Indian Navy chief Admiral Sunil Lanba has claimed the Indian Air Force’s strikes in Balakot will change Pakistan’s behaviour towards India. “The Balakot airstrike, followed by the proactive forward deployment by the three services have changed the discourse and the dialogue [vis-à-vis Pakistan],” Lanba told the Hindustan Times on Monday. “In my view, that is the biggest change. It will bring a change in Pakistan’s behaviour.”
The airstrikes – described by the Indian government as a “non-military preemptive action” – were conducted on February 26, 12 days after a terror attack in the Pulwama district of Jammu and Kashmir killed 40 personnel of the Central Reserve Police Force.
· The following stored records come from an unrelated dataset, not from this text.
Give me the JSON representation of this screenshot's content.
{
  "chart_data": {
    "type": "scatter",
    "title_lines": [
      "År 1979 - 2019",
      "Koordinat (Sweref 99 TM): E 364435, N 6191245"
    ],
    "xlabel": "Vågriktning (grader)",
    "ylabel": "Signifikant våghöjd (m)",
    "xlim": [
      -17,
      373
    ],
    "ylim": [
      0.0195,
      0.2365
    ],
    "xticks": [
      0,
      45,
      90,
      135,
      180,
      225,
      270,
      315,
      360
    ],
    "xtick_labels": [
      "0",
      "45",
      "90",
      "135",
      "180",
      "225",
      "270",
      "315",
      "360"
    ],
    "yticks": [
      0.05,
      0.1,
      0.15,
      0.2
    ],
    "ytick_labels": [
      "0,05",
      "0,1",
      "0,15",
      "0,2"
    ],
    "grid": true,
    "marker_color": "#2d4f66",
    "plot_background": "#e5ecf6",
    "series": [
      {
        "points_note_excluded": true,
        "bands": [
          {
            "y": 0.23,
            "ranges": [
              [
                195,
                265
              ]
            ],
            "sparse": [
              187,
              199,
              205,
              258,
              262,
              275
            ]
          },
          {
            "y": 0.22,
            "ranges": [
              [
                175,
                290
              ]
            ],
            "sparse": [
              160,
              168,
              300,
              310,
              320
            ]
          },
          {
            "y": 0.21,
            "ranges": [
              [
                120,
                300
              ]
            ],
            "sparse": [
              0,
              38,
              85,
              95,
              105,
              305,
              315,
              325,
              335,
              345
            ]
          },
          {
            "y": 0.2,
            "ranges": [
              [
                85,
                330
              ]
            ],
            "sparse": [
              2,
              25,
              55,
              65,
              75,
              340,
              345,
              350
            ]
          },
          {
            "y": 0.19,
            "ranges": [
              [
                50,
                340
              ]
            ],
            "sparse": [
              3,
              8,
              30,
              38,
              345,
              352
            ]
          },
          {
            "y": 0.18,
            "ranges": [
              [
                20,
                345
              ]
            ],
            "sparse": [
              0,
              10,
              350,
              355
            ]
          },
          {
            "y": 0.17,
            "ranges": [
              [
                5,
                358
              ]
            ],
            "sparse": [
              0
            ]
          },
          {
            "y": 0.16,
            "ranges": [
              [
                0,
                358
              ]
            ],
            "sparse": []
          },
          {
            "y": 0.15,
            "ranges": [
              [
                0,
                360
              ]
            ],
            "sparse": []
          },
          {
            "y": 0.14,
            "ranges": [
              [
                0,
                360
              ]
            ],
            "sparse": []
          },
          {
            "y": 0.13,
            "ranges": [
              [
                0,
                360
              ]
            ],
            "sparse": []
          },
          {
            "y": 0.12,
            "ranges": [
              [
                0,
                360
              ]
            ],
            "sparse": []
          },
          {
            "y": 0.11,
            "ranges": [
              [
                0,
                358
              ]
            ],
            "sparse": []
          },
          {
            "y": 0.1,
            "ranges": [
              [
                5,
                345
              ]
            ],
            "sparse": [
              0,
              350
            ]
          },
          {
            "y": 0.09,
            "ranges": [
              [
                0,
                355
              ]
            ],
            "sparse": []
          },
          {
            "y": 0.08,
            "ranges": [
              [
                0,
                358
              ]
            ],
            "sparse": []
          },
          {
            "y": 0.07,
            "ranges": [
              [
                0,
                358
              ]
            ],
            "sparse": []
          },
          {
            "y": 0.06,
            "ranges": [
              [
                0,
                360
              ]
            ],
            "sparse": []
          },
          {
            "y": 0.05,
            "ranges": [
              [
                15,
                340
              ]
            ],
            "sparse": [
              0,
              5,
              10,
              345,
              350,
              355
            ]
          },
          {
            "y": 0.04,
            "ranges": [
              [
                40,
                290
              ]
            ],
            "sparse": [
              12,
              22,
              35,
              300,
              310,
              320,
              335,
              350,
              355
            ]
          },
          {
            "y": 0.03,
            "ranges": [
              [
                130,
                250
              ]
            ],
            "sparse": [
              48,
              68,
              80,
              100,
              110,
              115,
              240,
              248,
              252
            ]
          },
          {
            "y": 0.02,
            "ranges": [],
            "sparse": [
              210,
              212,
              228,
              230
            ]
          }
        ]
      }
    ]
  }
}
The Jaish-e-Mohammed group, whose leaders are based in Pakistan, claimed responsibility for the attack. Relations between India and Pakistan nosedived after the terror attack.
After Pulwama, the Navy deployed its front-line assets to the north Arabian Sea for operations. For that, it had to cancel a major exercise in the Indian Ocean region. “The Navy’s posturing was aimed to ensure that the adversary did not do anything,” said Lanba. “It worked.” The admiral claimed the move put the Pakistan Navy on the back foot.
Lanba warned of the growing Chinese Naval power. He said Beijing was transforming its Navy into a blue-water force and building 10 to 12 ships on an average every year. “The Chinese Navy is there to stay in the Indian Ocean region,” he said. “They are not going away. But we have adequate force levels to look after our maritime interests.”
Lanba, who is also the chairperson of the chiefs of staff committee, will retire on May 31.
He said India would strike a deal with the United States for 24 Lockheed Martin-Sikorsky MH-60 Romeo choppers later this year. Priced at Rs 13,000 crore, these helicopters are expected to be the mainstay of the Navy in the coming decades.
Lanba said the Indian Navy might induct the Indigenous Aircraft Carrier-I by 2021, and also build the second one in a decade or so. INS Vikramaditya is the only aircraft carrier the Navy operates as of now. “There is a need for a third aircraft carrier so that two warships are always available to look after our expanding maritime interests that will only grow over time,” he added.